Since the “SpaceTeamSat1” Kick Off in August 2020, some significant steps in the development of our CubeSat could be made, which we want to present in this blogpost.
As previously announced, our first review – the Preliminary Design Review (PDR) – took place in October 2020. So in autumn, we were still working intensively on the elaboration of our mission, which included the definition of the different subsystems of the satellite. During the 5-hour PDR, which was conducted with Space Team members, as well as external experts, we received many comments and many important aspects were pointed out. The main points were to question the educational payload – which was based on the Arduino platform until then – again in terms of accessibility and usability for students of AHS and BHS. In addition, the concepts for our subsystems were too complex and thus not reliably applicable for space applications. For these reasons, the mission/concept was revised again. See the updated page for more detailed information on the revised CubeSat mission.
After this, in early 2021, we had another review where we presented our adapted mission and described and discussed the main changes in a bit more detail. This time we focused on the main properties and presented a high-level concept of our mission. The educational payload of our revised mission is now a Raspberry Pi, on which students will be able to run Python code to read out sensors and cameras on board the satellite. We hope that this choice will make our project even more accessible to students, and that it will help us inspire the next generation of space and science enthusiasts.
In the development of our CubeSat we will hold several reviews in the future to be able to analyze the progress a bit more precisely and also to critically scrutinize our subsystems. Another important step in the realization of our mission is a High-Altitude Flight, which we would like to perform before a launch into space. The CubeSat platform and the infrastructure – i.e. the ground station and the entire RF communication link – will be tested under real conditions. The CubeSat will be attached to a weather balloon or similar and flown to an altitude of several kilometers. Of course, a similiar scenario, as it will be the case in orbit, will be performed during the High-Altitude Flight. At the moment we are still in the planning phase – more details will follow soon.

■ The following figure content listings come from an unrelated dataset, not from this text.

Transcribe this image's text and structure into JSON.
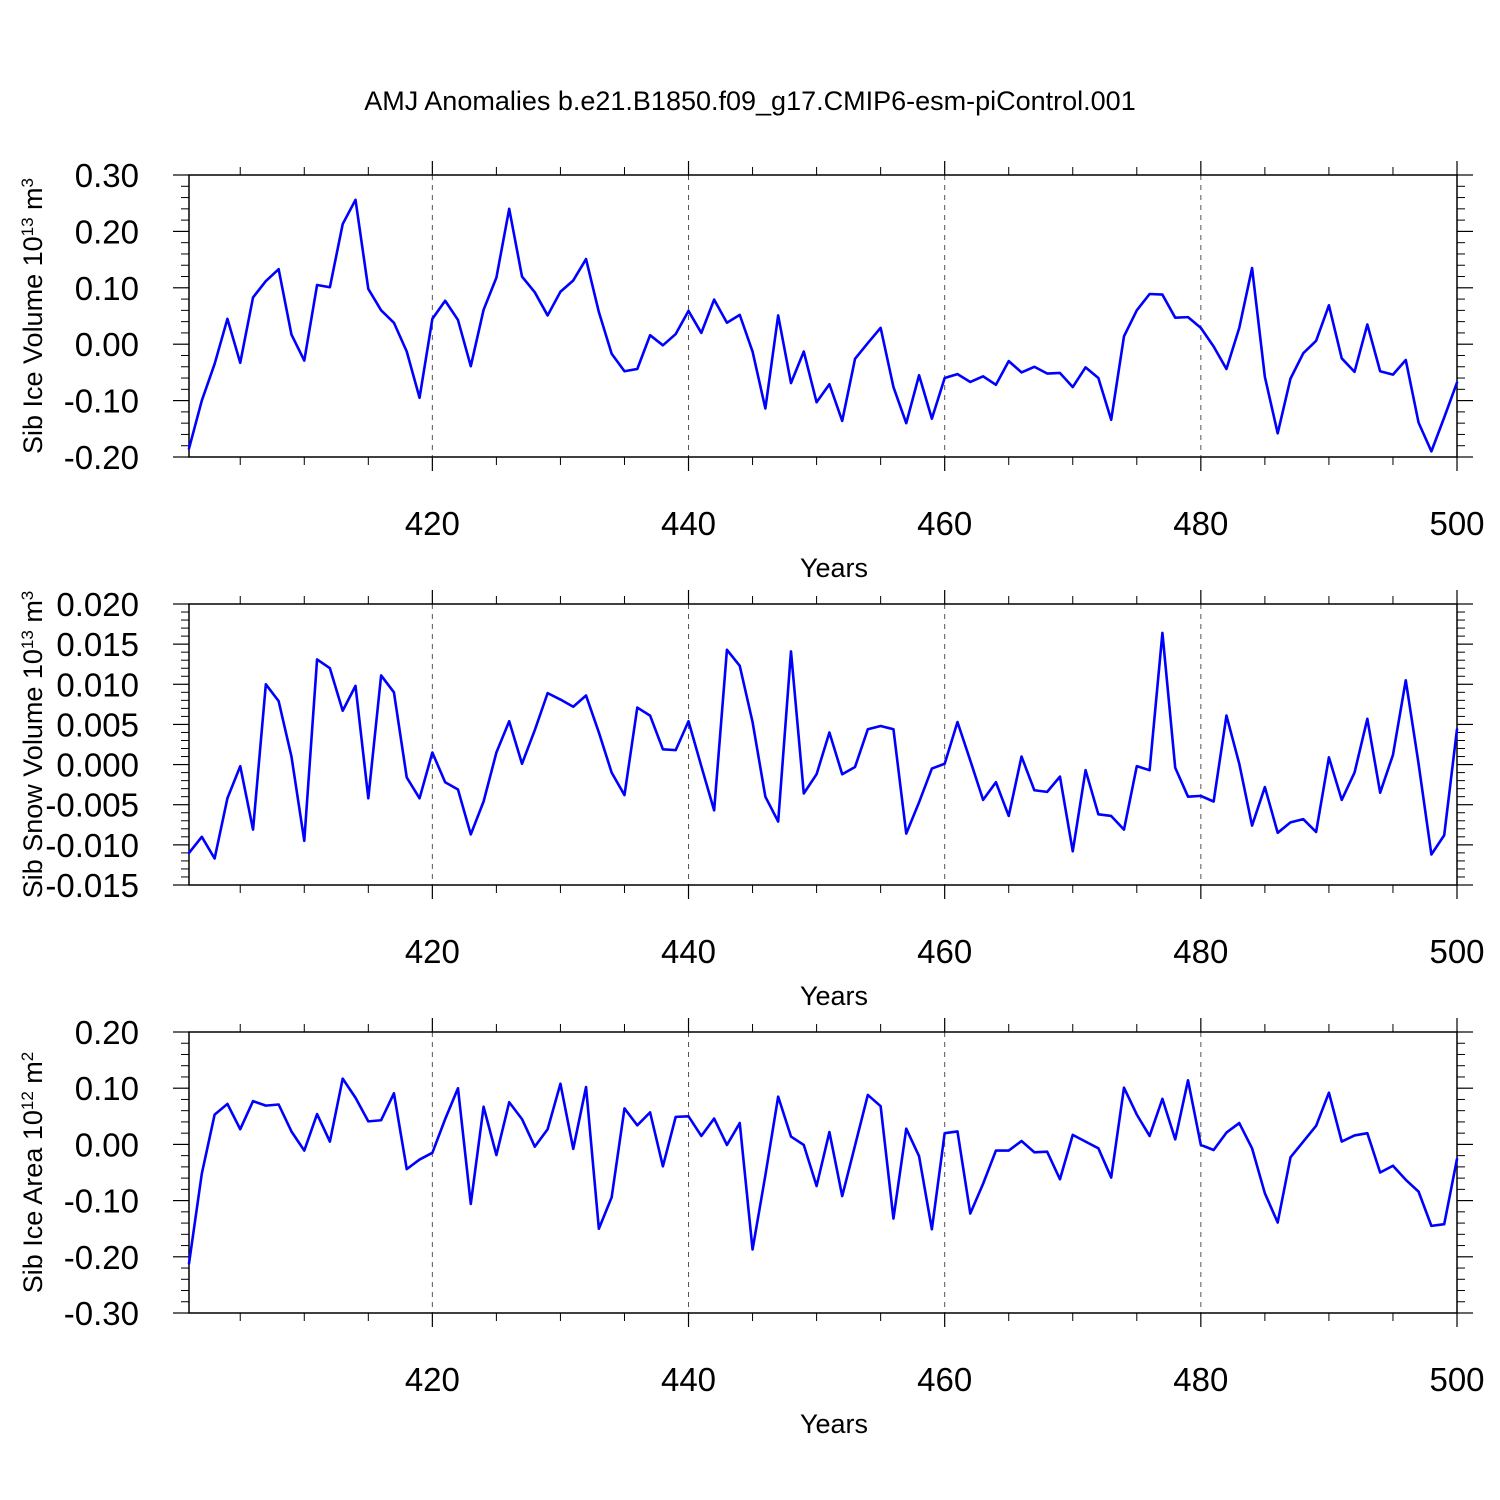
{
  "title": "AMJ Anomalies b.e21.B1850.f09_g17.CMIP6-esm-piControl.001",
  "chart_data": [
    {
      "type": "line",
      "ylabel": "Sib Ice Volume 10",
      "ylabel_sup": "13",
      "ylabel_unit": " m",
      "ylabel_unit_sup": "3",
      "xlabel": "Years",
      "xlim": [
        401,
        500
      ],
      "ylim": [
        -0.2,
        0.3
      ],
      "x_ticks": [
        420,
        440,
        460,
        480,
        500
      ],
      "x_tick_labels": [
        "420",
        "440",
        "460",
        "480",
        "500"
      ],
      "y_ticks": [
        -0.2,
        -0.1,
        0.0,
        0.1,
        0.2,
        0.3
      ],
      "y_tick_labels": [
        "-0.20",
        "-0.10",
        "0.00",
        "0.10",
        "0.20",
        "0.30"
      ],
      "gridlines_x": [
        420,
        440,
        460,
        480
      ],
      "color": "#0000ff",
      "x_start": 401,
      "values": [
        -0.185,
        -0.1,
        -0.035,
        0.045,
        -0.033,
        0.083,
        0.112,
        0.133,
        0.017,
        -0.029,
        0.105,
        0.101,
        0.213,
        0.256,
        0.098,
        0.06,
        0.038,
        -0.013,
        -0.095,
        0.045,
        0.077,
        0.043,
        -0.039,
        0.061,
        0.118,
        0.24,
        0.12,
        0.092,
        0.051,
        0.093,
        0.113,
        0.151,
        0.057,
        -0.017,
        -0.048,
        -0.044,
        0.016,
        -0.002,
        0.018,
        0.059,
        0.02,
        0.079,
        0.038,
        0.052,
        -0.013,
        -0.114,
        0.051,
        -0.069,
        -0.013,
        -0.103,
        -0.071,
        -0.136,
        -0.026,
        0.002,
        0.029,
        -0.076,
        -0.14,
        -0.055,
        -0.132,
        -0.06,
        -0.053,
        -0.067,
        -0.057,
        -0.072,
        -0.03,
        -0.05,
        -0.04,
        -0.052,
        -0.051,
        -0.076,
        -0.041,
        -0.06,
        -0.134,
        0.014,
        0.06,
        0.089,
        0.088,
        0.047,
        0.048,
        0.029,
        -0.004,
        -0.044,
        0.029,
        0.135,
        -0.058,
        -0.158,
        -0.061,
        -0.016,
        0.006,
        0.069,
        -0.025,
        -0.049,
        0.035,
        -0.048,
        -0.054,
        -0.028,
        -0.139,
        -0.19,
        -0.13,
        -0.068
      ]
    },
    {
      "type": "line",
      "ylabel": "Sib Snow Volume 10",
      "ylabel_sup": "13",
      "ylabel_unit": " m",
      "ylabel_unit_sup": "3",
      "xlabel": "Years",
      "xlim": [
        401,
        500
      ],
      "ylim": [
        -0.015,
        0.02
      ],
      "x_ticks": [
        420,
        440,
        460,
        480,
        500
      ],
      "x_tick_labels": [
        "420",
        "440",
        "460",
        "480",
        "500"
      ],
      "y_ticks": [
        -0.015,
        -0.01,
        -0.005,
        0.0,
        0.005,
        0.01,
        0.015,
        0.02
      ],
      "y_tick_labels": [
        "-0.015",
        "-0.010",
        "-0.005",
        "0.000",
        "0.005",
        "0.010",
        "0.015",
        "0.020"
      ],
      "gridlines_x": [
        420,
        440,
        460,
        480
      ],
      "color": "#0000ff",
      "x_start": 401,
      "values": [
        -0.011,
        -0.009,
        -0.0117,
        -0.0042,
        -0.0002,
        -0.0081,
        0.01,
        0.0079,
        0.001,
        -0.0095,
        0.0131,
        0.012,
        0.0067,
        0.0098,
        -0.0042,
        0.0111,
        0.009,
        -0.0016,
        -0.0042,
        0.0015,
        -0.0022,
        -0.0031,
        -0.0087,
        -0.0046,
        0.0015,
        0.0054,
        0.0001,
        0.0043,
        0.0089,
        0.0081,
        0.0072,
        0.0086,
        0.004,
        -0.001,
        -0.0038,
        0.0071,
        0.0061,
        0.0019,
        0.0018,
        0.0054,
        -0.0002,
        -0.0057,
        0.0143,
        0.0123,
        0.0053,
        -0.004,
        -0.0071,
        0.0141,
        -0.0036,
        -0.0012,
        0.004,
        -0.0012,
        -0.0003,
        0.0044,
        0.0048,
        0.0044,
        -0.0086,
        -0.0047,
        -0.0005,
        0.0001,
        0.0053,
        0.0005,
        -0.0044,
        -0.0022,
        -0.0064,
        0.001,
        -0.0032,
        -0.0034,
        -0.0015,
        -0.0108,
        -0.0007,
        -0.0062,
        -0.0064,
        -0.0081,
        -0.0002,
        -0.0007,
        0.0164,
        -0.0004,
        -0.004,
        -0.0039,
        -0.0046,
        0.0061,
        0.0001,
        -0.0076,
        -0.0028,
        -0.0085,
        -0.0072,
        -0.0068,
        -0.0084,
        0.0009,
        -0.0044,
        -0.001,
        0.0057,
        -0.0035,
        0.0012,
        0.0105,
        0.0001,
        -0.0112,
        -0.0088,
        0.0044
      ]
    },
    {
      "type": "line",
      "ylabel": "Sib Ice Area 10",
      "ylabel_sup": "12",
      "ylabel_unit": " m",
      "ylabel_unit_sup": "2",
      "xlabel": "Years",
      "xlim": [
        401,
        500
      ],
      "ylim": [
        -0.3,
        0.2
      ],
      "x_ticks": [
        420,
        440,
        460,
        480,
        500
      ],
      "x_tick_labels": [
        "420",
        "440",
        "460",
        "480",
        "500"
      ],
      "y_ticks": [
        -0.3,
        -0.2,
        -0.1,
        0.0,
        0.1,
        0.2
      ],
      "y_tick_labels": [
        "-0.30",
        "-0.20",
        "-0.10",
        "0.00",
        "0.10",
        "0.20"
      ],
      "gridlines_x": [
        420,
        440,
        460,
        480
      ],
      "color": "#0000ff",
      "x_start": 401,
      "values": [
        -0.212,
        -0.052,
        0.053,
        0.072,
        0.027,
        0.077,
        0.069,
        0.071,
        0.023,
        -0.011,
        0.054,
        0.005,
        0.117,
        0.083,
        0.041,
        0.043,
        0.091,
        -0.044,
        -0.027,
        -0.015,
        0.045,
        0.1,
        -0.106,
        0.067,
        -0.019,
        0.075,
        0.045,
        -0.004,
        0.027,
        0.108,
        -0.008,
        0.102,
        -0.15,
        -0.094,
        0.064,
        0.034,
        0.057,
        -0.039,
        0.049,
        0.05,
        0.015,
        0.046,
        -0.001,
        0.038,
        -0.187,
        -0.055,
        0.085,
        0.014,
        -0.001,
        -0.074,
        0.022,
        -0.092,
        -0.002,
        0.088,
        0.068,
        -0.132,
        0.028,
        -0.021,
        -0.151,
        0.02,
        0.023,
        -0.123,
        -0.07,
        -0.011,
        -0.011,
        0.006,
        -0.014,
        -0.013,
        -0.062,
        0.017,
        0.005,
        -0.007,
        -0.059,
        0.101,
        0.053,
        0.015,
        0.081,
        0.009,
        0.114,
        -0.001,
        -0.01,
        0.021,
        0.038,
        -0.007,
        -0.087,
        -0.139,
        -0.023,
        0.005,
        0.033,
        0.092,
        0.005,
        0.016,
        0.02,
        -0.05,
        -0.038,
        -0.063,
        -0.084,
        -0.145,
        -0.142,
        -0.026
      ]
    }
  ]
}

Since our concept was approved by external experts, we decided to start with the development of the Electrical Power System (EPS) and the Communication and On-board Computer (COBC). The background is that these two systems are mission-critical and thus require significantly longer and intensive testing. In addition, the dataflow and the architecture of the entire CubeSat mission should be defined at the earliest possible stage. These three points will be discussed in more detail below.

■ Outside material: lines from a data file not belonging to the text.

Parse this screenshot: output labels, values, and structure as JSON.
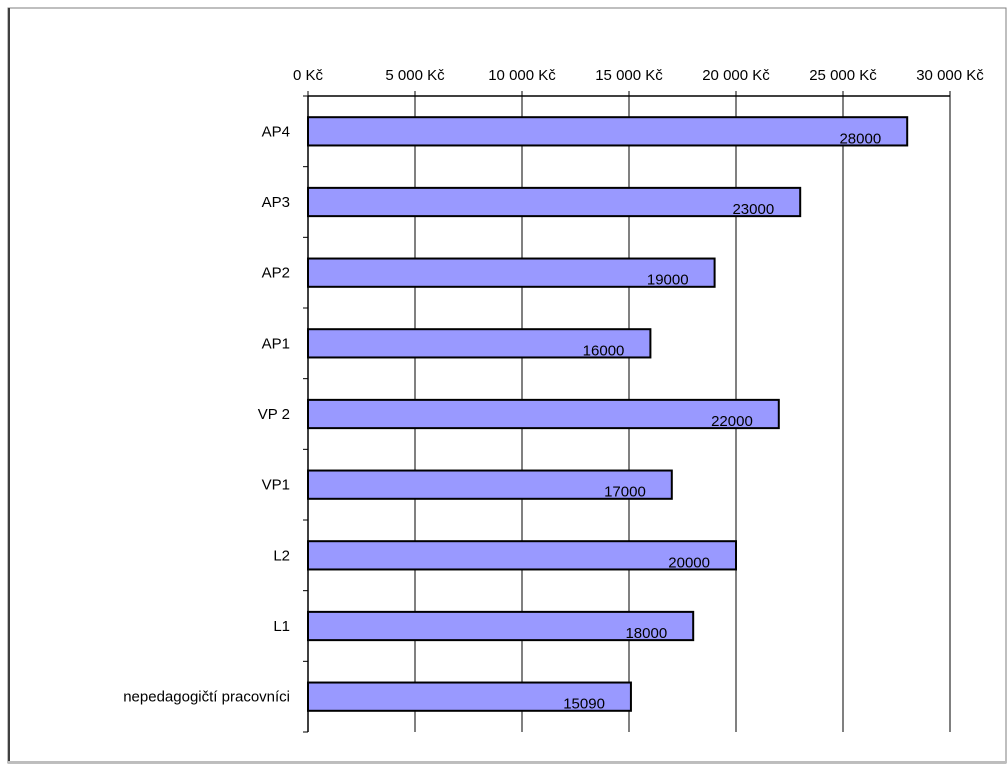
{
  "chart_data": {
    "type": "bar",
    "orientation": "horizontal",
    "categories": [
      "AP4",
      "AP3",
      "AP2",
      "AP1",
      "VP 2",
      "VP1",
      "L2",
      "L1",
      "nepedagogičtí pracovníci"
    ],
    "values": [
      28000,
      23000,
      19000,
      16000,
      22000,
      17000,
      20000,
      18000,
      15090
    ],
    "data_labels": [
      "28000",
      "23000",
      "19000",
      "16000",
      "22000",
      "17000",
      "20000",
      "18000",
      "15090"
    ],
    "xlim": [
      0,
      30000
    ],
    "x_ticks": [
      0,
      5000,
      10000,
      15000,
      20000,
      25000,
      30000
    ],
    "x_tick_labels": [
      "0 Kč",
      "5 000 Kč",
      "10 000 Kč",
      "15 000 Kč",
      "20 000 Kč",
      "25 000 Kč",
      "30 000 Kč"
    ],
    "x_axis_position": "top",
    "grid": "vertical",
    "legend": "none",
    "bar_color": "#9999ff",
    "bar_edge_color": "#000000",
    "title": "",
    "xlabel": "",
    "ylabel": ""
  }
}
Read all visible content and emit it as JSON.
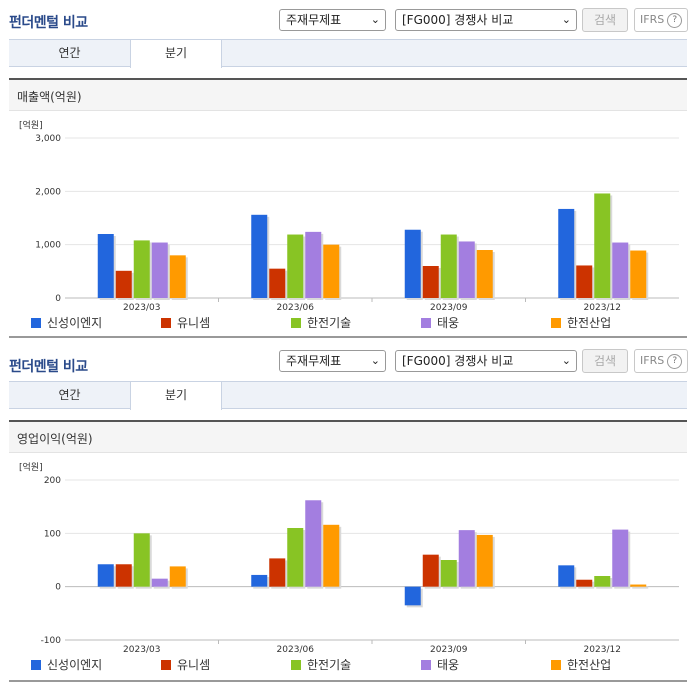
{
  "header": {
    "title": "펀더멘털 비교",
    "statement_select": "주재무제표",
    "peer_select": "[FG000] 경쟁사 비교",
    "search_label": "검색",
    "ifrs_label": "IFRS",
    "help_label": "?"
  },
  "tabs": [
    "연간",
    "분기"
  ],
  "active_tab": "분기",
  "legend": {
    "colors": [
      "#2266dd",
      "#cc3300",
      "#88c424",
      "#a37ee0",
      "#ff9a00"
    ]
  },
  "chart_data": [
    {
      "type": "bar",
      "title": "매출액(억원)",
      "unit": "[억원]",
      "categories": [
        "2023/03",
        "2023/06",
        "2023/09",
        "2023/12"
      ],
      "ylim": [
        0,
        3000
      ],
      "yticks": [
        "3,000",
        "2,000",
        "1,000",
        "0"
      ],
      "ytick_values": [
        3000,
        2000,
        1000,
        0
      ],
      "grid": true,
      "legend_position": "bottom",
      "series": [
        {
          "name": "신성이엔지",
          "values": [
            1200,
            1560,
            1280,
            1670
          ]
        },
        {
          "name": "유니셈",
          "values": [
            510,
            550,
            600,
            610
          ]
        },
        {
          "name": "한전기술",
          "values": [
            1080,
            1190,
            1190,
            1960
          ]
        },
        {
          "name": "태웅",
          "values": [
            1040,
            1240,
            1060,
            1040
          ]
        },
        {
          "name": "한전산업",
          "values": [
            800,
            1000,
            900,
            890
          ]
        }
      ]
    },
    {
      "type": "bar",
      "title": "영업이익(억원)",
      "unit": "[억원]",
      "categories": [
        "2023/03",
        "2023/06",
        "2023/09",
        "2023/12"
      ],
      "ylim": [
        -100,
        200
      ],
      "yticks": [
        "200",
        "100",
        "0",
        "-100"
      ],
      "ytick_values": [
        200,
        100,
        0,
        -100
      ],
      "grid": true,
      "legend_position": "bottom",
      "series": [
        {
          "name": "신성이엔지",
          "values": [
            42,
            22,
            -35,
            40
          ]
        },
        {
          "name": "유니셈",
          "values": [
            42,
            53,
            60,
            13
          ]
        },
        {
          "name": "한전기술",
          "values": [
            100,
            110,
            50,
            20
          ]
        },
        {
          "name": "태웅",
          "values": [
            15,
            162,
            106,
            107
          ]
        },
        {
          "name": "한전산업",
          "values": [
            38,
            116,
            97,
            4
          ]
        }
      ]
    }
  ]
}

In order to define the dataflow and the software architecture, we started to recreate the dataflow of our CubeSat as a game. This means that different people within the dataflow take on the role of the individual subsystems and then decide how to deal with the data. This process can be compared to ESA’s Concurrent Design Facility. The following figure shows the game board, which we created due to the ongoing pandemic on the online platform miro.

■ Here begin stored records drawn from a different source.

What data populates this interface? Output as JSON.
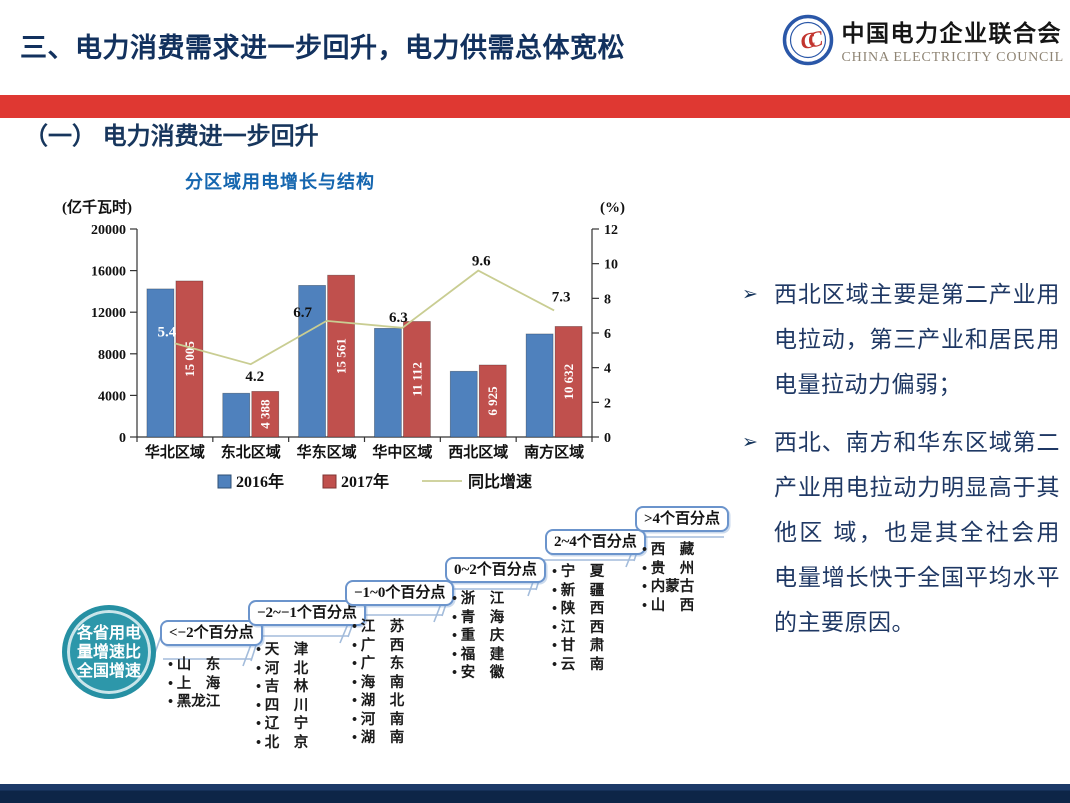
{
  "header": {
    "title": "三、电力消费需求进一步回升，电力供需总体宽松",
    "logo_cn": "中国电力企业联合会",
    "logo_en": "CHINA ELECTRICITY COUNCIL"
  },
  "section": {
    "title": "（一）  电力消费进一步回升"
  },
  "chart_data": {
    "type": "bar+line",
    "title": "分区域用电增长与结构",
    "unit_left": "(亿千瓦时)",
    "unit_right": "(%)",
    "categories": [
      "华北区域",
      "东北区域",
      "华东区域",
      "华中区域",
      "西北区域",
      "南方区域"
    ],
    "series": [
      {
        "name": "2016年",
        "type": "bar",
        "axis": "left",
        "color": "#4f81bd",
        "values": [
          14240,
          4210,
          14580,
          10450,
          6320,
          9910
        ]
      },
      {
        "name": "2017年",
        "type": "bar",
        "axis": "left",
        "color": "#c0504d",
        "values": [
          15005,
          4388,
          15561,
          11112,
          6925,
          10632
        ],
        "labels": [
          "15 005",
          "4 388",
          "15 561",
          "11 112",
          "6 925",
          "10 632"
        ]
      },
      {
        "name": "同比增速",
        "type": "line",
        "axis": "right",
        "color": "#c9cd92",
        "values": [
          5.4,
          4.2,
          6.7,
          6.3,
          9.6,
          7.3
        ],
        "labels": [
          "5.4",
          "4.2",
          "6.7",
          "6.3",
          "9.6",
          "7.3"
        ]
      }
    ],
    "ylim_left": [
      0,
      20000
    ],
    "yticks_left": [
      "0",
      "4000",
      "8000",
      "12000",
      "16000",
      "20000"
    ],
    "ylim_right": [
      0,
      12
    ],
    "yticks_right": [
      "0",
      "2",
      "4",
      "6",
      "8",
      "10",
      "12"
    ],
    "legend": [
      "2016年",
      "2017年",
      "同比增速"
    ],
    "legend_position": "bottom",
    "grid": false
  },
  "insights": {
    "marker": "➢",
    "items": [
      "西北区域主要是第二产业用电拉动，第三产业和居民用电量拉动力偏弱；",
      "西北、南方和华东区域第二产业用电拉动力明显高于其他区 域，也是其全社会用电量增长快于全国平均水平的主要原因。"
    ]
  },
  "staircase": {
    "circle_text": "各省用电\n量增速比\n全国增速",
    "groups": [
      {
        "range": "<−2个百分点",
        "provinces": [
          "山　东",
          "上　海",
          "黑龙江"
        ]
      },
      {
        "range": "−2~−1个百分点",
        "provinces": [
          "天　津",
          "河　北",
          "吉　林",
          "四　川",
          "辽　宁",
          "北　京"
        ]
      },
      {
        "range": "−1~0个百分点",
        "provinces": [
          "江　苏",
          "广　西",
          "广　东",
          "海　南",
          "湖　北",
          "河　南",
          "湖　南"
        ]
      },
      {
        "range": "0~2个百分点",
        "provinces": [
          "浙　江",
          "青　海",
          "重　庆",
          "福　建",
          "安　徽"
        ]
      },
      {
        "range": "2~4个百分点",
        "provinces": [
          "宁　夏",
          "新　疆",
          "陕　西",
          "江　西",
          "甘　肃",
          "云　南"
        ]
      },
      {
        "range": ">4个百分点",
        "provinces": [
          "西　藏",
          "贵　州",
          "内蒙古",
          "山　西"
        ]
      }
    ]
  }
}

Through the Dataflow Game we found out which interfaces, etc. are necessary to send data from the ground station to the CubeSat and also to get data back successfully. At the moment we have defined all the important data types and scenarios and are therefore busy with the documentation so that we can start into a review again soon. In addition, we will test the dataflow for errors – for example, no solar power, etc. – within the review in order to put the current concept to the test.
Electrical Power System (EPS)
The current EPS concept has already been approved in a review and is therefore ready to be evaluated in more detail. Compared to the former concept, for example, it was decided not to provide power supplies with multiple priorities. The task of power management was thus outsourced to the COBC. This approach should increase the testability and reliability of the EPS. At the moment we are busy building a prototype and testing its functionality. Special attention is given to the LiFePo battery cells and their characteristics. We are also in contact with other European universities and their space teams to get their feedback on our EPS design for further development.
Communication and On-board Computer (COBC)
In the meantime, we have decided to use the STM32 family as the main processing unit. This allows us to use a Real-Time Operating System (RTOS). Currently we are evaluating the operating system RODOS (https://gitlab.com/rodos/rodos), which was developed by the DLR and the Julius-Maximilians-Universität Würzburg specifically for satellite missions. First tests make us confident that RODOS is a suitable choice for our CubeSat mission.
Our next goal is to develop a Flat Sat* by the end of 2021, on which we can simulate various scenarios of our satellite mission. Of course, we will also build a CubeSat model to take into account electromagnetic influences of the subsystems. We are confident that the Flat Sat Platform will allow us to evaluate our dataflow concept and to thoroughly test our entire satellite platform.
Just these days we received the notification of the Small Satellite Conference 2021 (https://smallsat.org/) that we are allowed to present our mission with a poster at the – unfortunately again virtual – conference. More information will follow shortly.
* Flat Sat is a design where all subsystem PCBs are openly placed on a mainboard. This allows for easily accessible measurements. Thus the system can be analyzed well and different scenarios can be simulated.